We predict that the ultimate model will be crowdsourcing, with a large number of service personnel participating in the process of doctors serving patients. Only the crowdsourcing model can drive improvements in service satisfaction and expand the scale of high-quality medical services overall, thereby achieving the “expansion of high-quality medical resources” mentioned in the Report to the 20th National Congress of the Communist Party of China, and promoting the expansion of doctors’ service capacity through division of labor.
Participating in the West China Pharmaceutical Conference, I have two suggestions:
First, both industrial and retail enterprises must proactively engage with third-party platforms to be included in physicians’ drug formularies;
Second, professionals should proactively integrate into the physician team. For instance, in the past, physicians and nurses were not trained to adjust ventilators; only engineers from manufacturers possessed this expertise. Consequently, these engineers joined the clinical team. The expansion of such service scales represents a major future scenario, wherein physician service teams will comprise a diverse array of roles, including dietitians, rehabilitation therapists, technicians, pharmacists, and physician assistants, among others.
For all pharmaceutical supply companies, it does not matter if they cannot enter hospital pharmacies or participate in centralized volume-based procurement; as long as they can access physicians’ own pharmacies, they can align with physicians’ prescriptions, which presents a significant opportunity.
What are the challenges? The internet era is an era without privacy, where everything is placed under the spotlight. In the next era, the rationality of physicians’ medication practices will be more subject to public scrutiny, and all internet platforms must adapt to patients’ needs.
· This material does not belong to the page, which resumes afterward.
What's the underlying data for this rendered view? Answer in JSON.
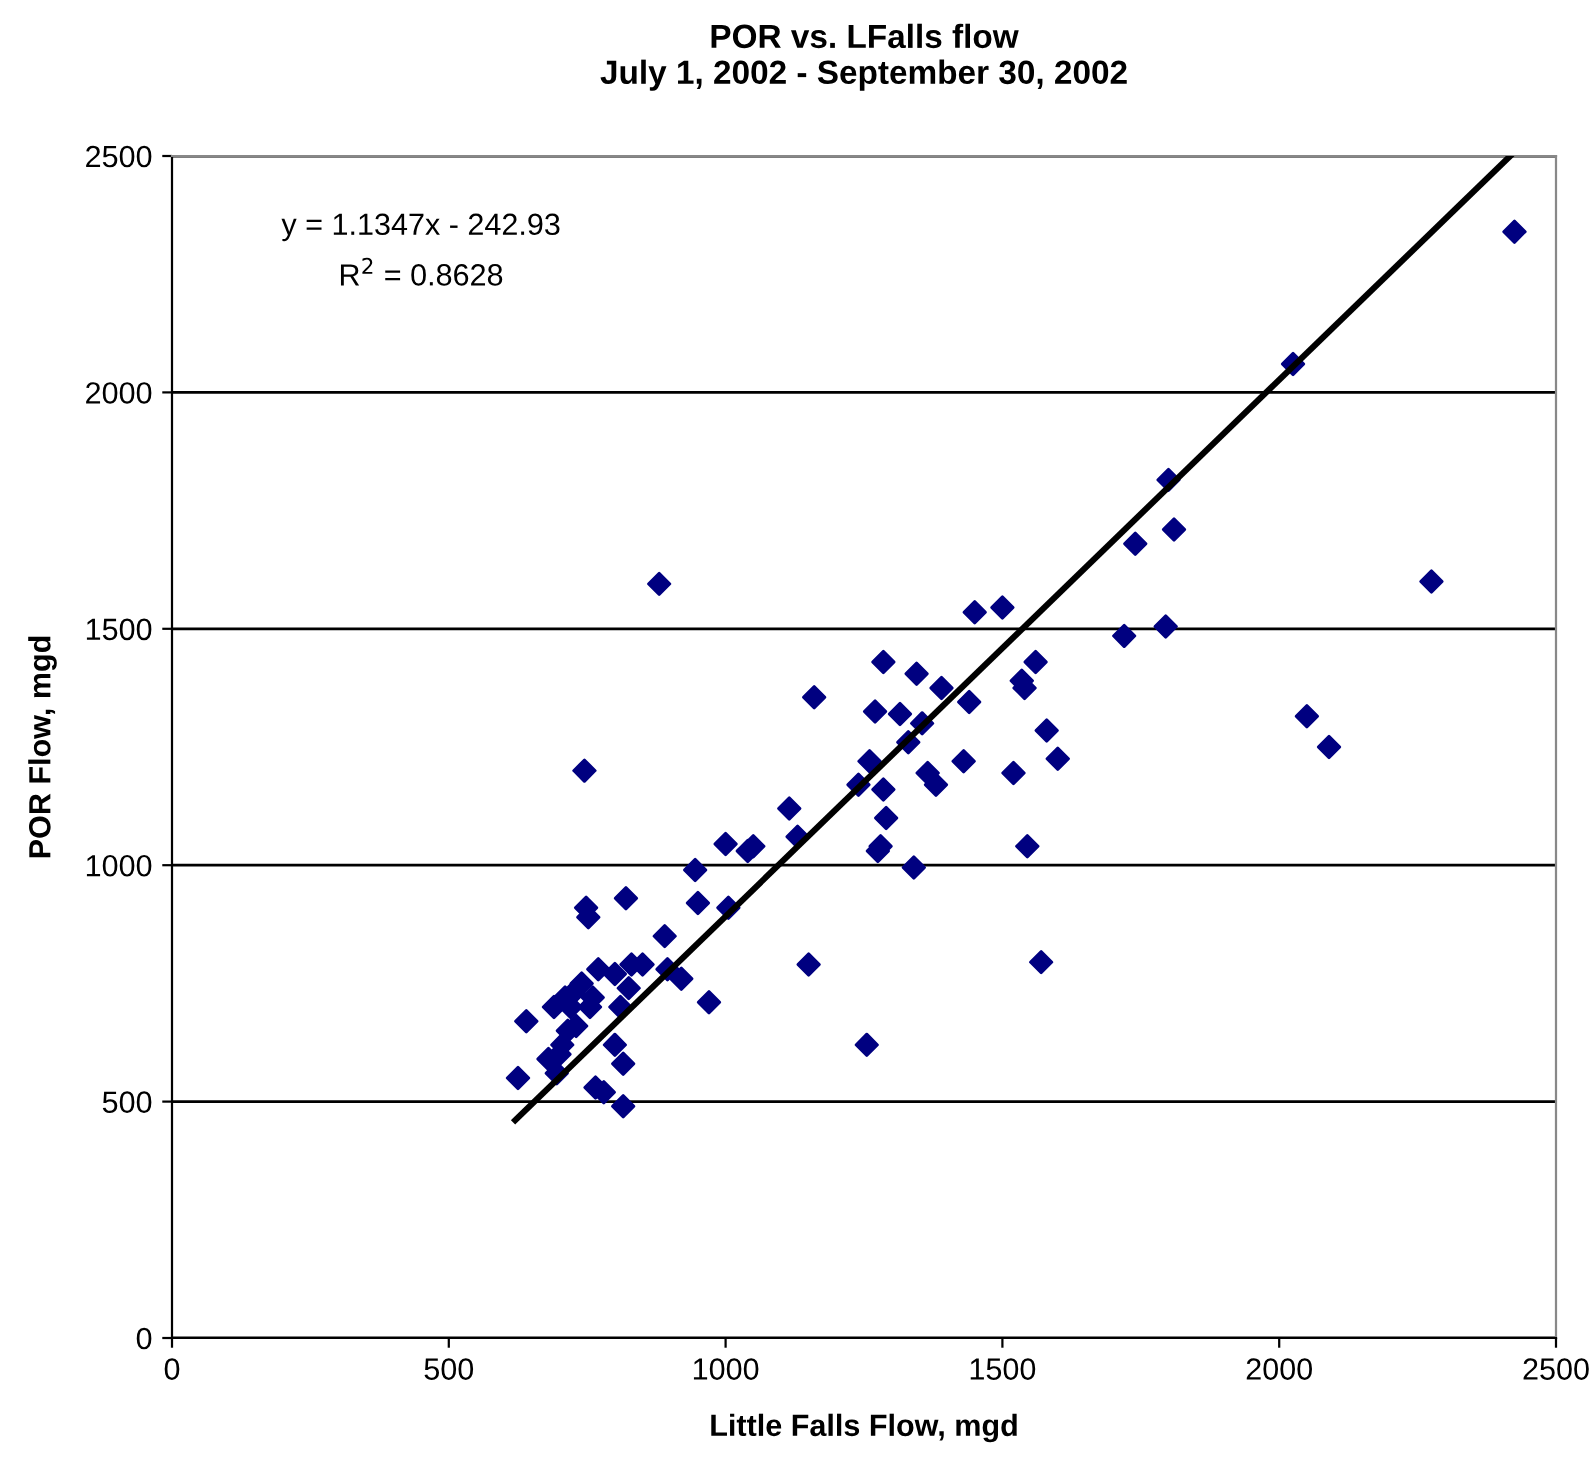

For instance, Haodf Online has introduced a scoring system for medication rationality because patients demand such metrics. If we do not provide them, other platforms will; those who do will better align with patient needs. In essence, the entire internet platform ecosystem must cater to the needs of patients and end consumers.
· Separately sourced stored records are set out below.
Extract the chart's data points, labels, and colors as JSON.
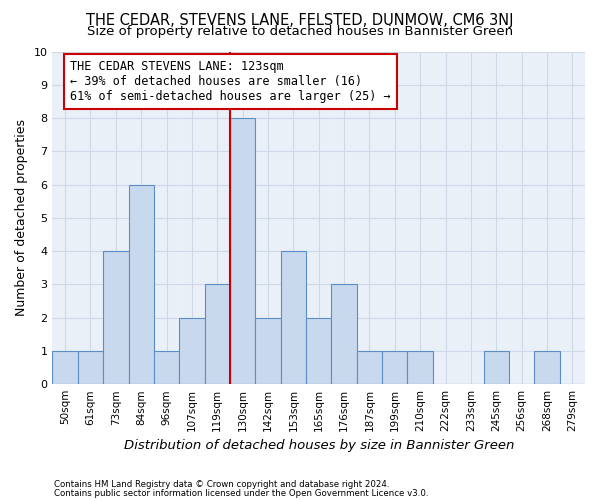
{
  "title": "THE CEDAR, STEVENS LANE, FELSTED, DUNMOW, CM6 3NJ",
  "subtitle": "Size of property relative to detached houses in Bannister Green",
  "xlabel": "Distribution of detached houses by size in Bannister Green",
  "ylabel": "Number of detached properties",
  "categories": [
    "50sqm",
    "61sqm",
    "73sqm",
    "84sqm",
    "96sqm",
    "107sqm",
    "119sqm",
    "130sqm",
    "142sqm",
    "153sqm",
    "165sqm",
    "176sqm",
    "187sqm",
    "199sqm",
    "210sqm",
    "222sqm",
    "233sqm",
    "245sqm",
    "256sqm",
    "268sqm",
    "279sqm"
  ],
  "values": [
    1,
    1,
    4,
    6,
    1,
    2,
    3,
    8,
    2,
    4,
    2,
    3,
    1,
    1,
    1,
    0,
    0,
    1,
    0,
    1,
    0
  ],
  "bar_color": "#c9d9ed",
  "bar_edge_color": "#5b8ec4",
  "red_line_index": 6.5,
  "annotation_text": "THE CEDAR STEVENS LANE: 123sqm\n← 39% of detached houses are smaller (16)\n61% of semi-detached houses are larger (25) →",
  "annotation_box_color": "#ffffff",
  "annotation_box_edge": "#cc0000",
  "ylim": [
    0,
    10
  ],
  "yticks": [
    0,
    1,
    2,
    3,
    4,
    5,
    6,
    7,
    8,
    9,
    10
  ],
  "grid_color": "#d0d8e8",
  "background_color": "#eaf0f8",
  "footer1": "Contains HM Land Registry data © Crown copyright and database right 2024.",
  "footer2": "Contains public sector information licensed under the Open Government Licence v3.0.",
  "title_fontsize": 10.5,
  "subtitle_fontsize": 9.5,
  "axis_label_fontsize": 9,
  "tick_fontsize": 7.5,
  "annotation_fontsize": 8.5
}
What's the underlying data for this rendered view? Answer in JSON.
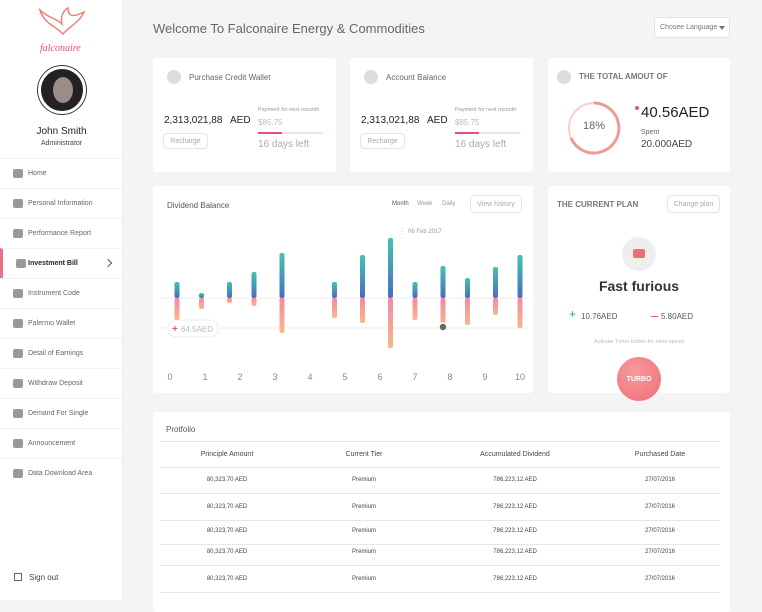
{
  "sidebar": {
    "logo": "falconaire",
    "user": {
      "name": "John Smith",
      "role": "Administrator"
    },
    "menu": [
      "Home",
      "Personal Information",
      "Performance Report",
      "Investment Bill",
      "Instrument Code",
      "Palermo Wallet",
      "Detail of Earnings",
      "Withdraw Deposit",
      "Demand For Single",
      "Announcement",
      "Data Download Area"
    ],
    "sign_out": "Sign out"
  },
  "header": {
    "title": "Welcome To Falconaire Energy & Commodities",
    "language": "Chosee Language"
  },
  "cards": [
    {
      "title": "Purchase Credit Wallet",
      "amount": "2,313,021,88",
      "currency": "AED",
      "payment_label": "Payment for next mounth",
      "payment": "$85.75",
      "days_left": "16 days left",
      "button": "Recharge"
    },
    {
      "title": "Account Balance",
      "amount": "2,313,021,88",
      "currency": "AED",
      "payment_label": "Payment for next mounth",
      "payment": "$85.75",
      "days_left": "16 days left",
      "button": "Recharge"
    }
  ],
  "total": {
    "title": "THE TOTAL AMOUT OF",
    "percent": "18%",
    "amount": "40.56AED",
    "spent_label": "Spent",
    "spent": "20.000AED"
  },
  "chart_data": {
    "type": "bar",
    "title": "Dividend Balance",
    "tabs": [
      "Month",
      "Week",
      "Daily"
    ],
    "button": "View history",
    "annotations": [
      "06 Feb 2017",
      "64.5AED"
    ],
    "x": [
      0.2,
      0.9,
      1.7,
      2.4,
      3.2,
      4.7,
      5.5,
      6.3,
      7.0,
      7.8,
      8.5,
      9.3,
      10.0
    ],
    "series": [
      {
        "color": "#45c3ad",
        "values": [
          16,
          5,
          16,
          26,
          45,
          16,
          43,
          60,
          16,
          32,
          20,
          31,
          43
        ]
      },
      {
        "color": "#f28aa6",
        "values": [
          -22,
          -11,
          -5,
          -8,
          -35,
          -20,
          -25,
          -50,
          -22,
          -32,
          -27,
          -17,
          -30
        ]
      }
    ],
    "xlim": [
      0,
      10
    ],
    "xticks": [
      0,
      1,
      2,
      3,
      4,
      5,
      6,
      7,
      8,
      9,
      10
    ],
    "ylim": [
      -62,
      73
    ]
  },
  "plan": {
    "title": "THE CURRENT PLAN",
    "button": "Change plan",
    "name": "Fast furious",
    "gain": "10.76AED",
    "loss": "5.80AED",
    "hint": "Activate Turbo botton for mine speed",
    "turbo": "TURBO"
  },
  "portfolio": {
    "title": "Protfolio",
    "columns": [
      "Principle Amount",
      "Current Tier",
      "Accumulated Dividend",
      "Purchased Date"
    ],
    "rows": [
      [
        "80,323,70 AED",
        "Premium",
        "786,223,12 AED",
        "27/07/2016"
      ],
      [
        "80,323,70 AED",
        "Premium",
        "786,223,12 AED",
        "27/07/2016"
      ],
      [
        "80,323,70 AED",
        "Premium",
        "786,223,12 AED",
        "27/07/2016"
      ],
      [
        "80,323,70 AED",
        "Premium",
        "786,223,12 AED",
        "27/07/2016"
      ],
      [
        "80,323,70 AED",
        "Premium",
        "786,223,12 AED",
        "27/07/2016"
      ]
    ]
  }
}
Another misconception: Is it necessary for an industrial enterprise to build its own internet hospital?
I do not recommend this approach. Each professional should simply fulfill their responsibilities within their respective domains. Service platforms driven primarily by pharmaceutical sales have no viable future, as such a model inevitably prioritizes meeting sales targets, encouraging physicians to write more prescriptions, and increasing product promotion. Instead, service platforms should make customer satisfaction their sole objective, with all participants focusing on executing their designated roles effectively.
The underlying logic of internet-based healthcare lies in patients’ expectations for high-quality services. Reasonably meeting these expectations for premium medical care is the optimal approach and represents the ultimate goal of all services in the internet era.